Fui atras de um cd deles… O som deles era exatamente o que eu tava procurando. Diferente de essas coisas que a gente acha em qualquer boteco. Sem esses refrões grudentos ou melodia fraca. É o tipo de música que se curte, se digere, de tão bem feita que é. E os creditos disso, dizem os especialistas, vai a Ben Gibbard, um geniozinho estadunidense que de um projeto solo tirou essa maravilha aí. Saca só:

Death Cab for Cutie é uma banda estado-unidense de indie rock que começou como um projeto-solo de Ben Gibbard. Como Death Cab For Cutie, ele lançou um cassete, chamadoYou Can Play These Songs with Chords, produzido pelo próprio. Formalmente, durante esse tempo, a banda era apenas Gibbard, mas Chris Walla (que entrou na produção de todos os álbums posteriores) e Nicholas Harmer (que havia tocado com Ben em uma banda chamadaShed, posteriormente conhecida como Eureka farm) também tocaram no lançamento.

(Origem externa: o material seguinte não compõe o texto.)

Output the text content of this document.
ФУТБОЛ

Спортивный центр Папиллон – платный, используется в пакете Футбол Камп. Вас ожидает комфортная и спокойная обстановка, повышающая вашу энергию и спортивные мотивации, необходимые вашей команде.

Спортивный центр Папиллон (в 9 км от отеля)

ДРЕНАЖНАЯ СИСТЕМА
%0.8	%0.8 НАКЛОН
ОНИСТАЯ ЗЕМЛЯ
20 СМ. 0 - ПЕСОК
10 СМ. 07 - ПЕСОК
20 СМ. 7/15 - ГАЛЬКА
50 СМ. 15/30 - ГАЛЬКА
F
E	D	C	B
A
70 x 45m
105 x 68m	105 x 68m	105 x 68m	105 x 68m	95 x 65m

Gibbard resolveu expandir o projeto para uma banda completa, em que Walla e Harmer se tornaram membros formais. Recrutou também Natham Good para tocar bateria, e com essa formação lançaram o LP Something About Airplanes no verão de 1998.

Wikipedia galera, é uma beleza. E emfim, o cara é f…

Mas não dá pra tirar o crédito dos outros caras. Prestem atenção especial na bateria e guitarra, que são excelentes também. Destaco desde já a música “Grapevine Fires” com a batida de Michael Schorr ao fundo que unida a guitarra e teclado fica divina. Até agora, uma das melhores músicas que já ouvi deles.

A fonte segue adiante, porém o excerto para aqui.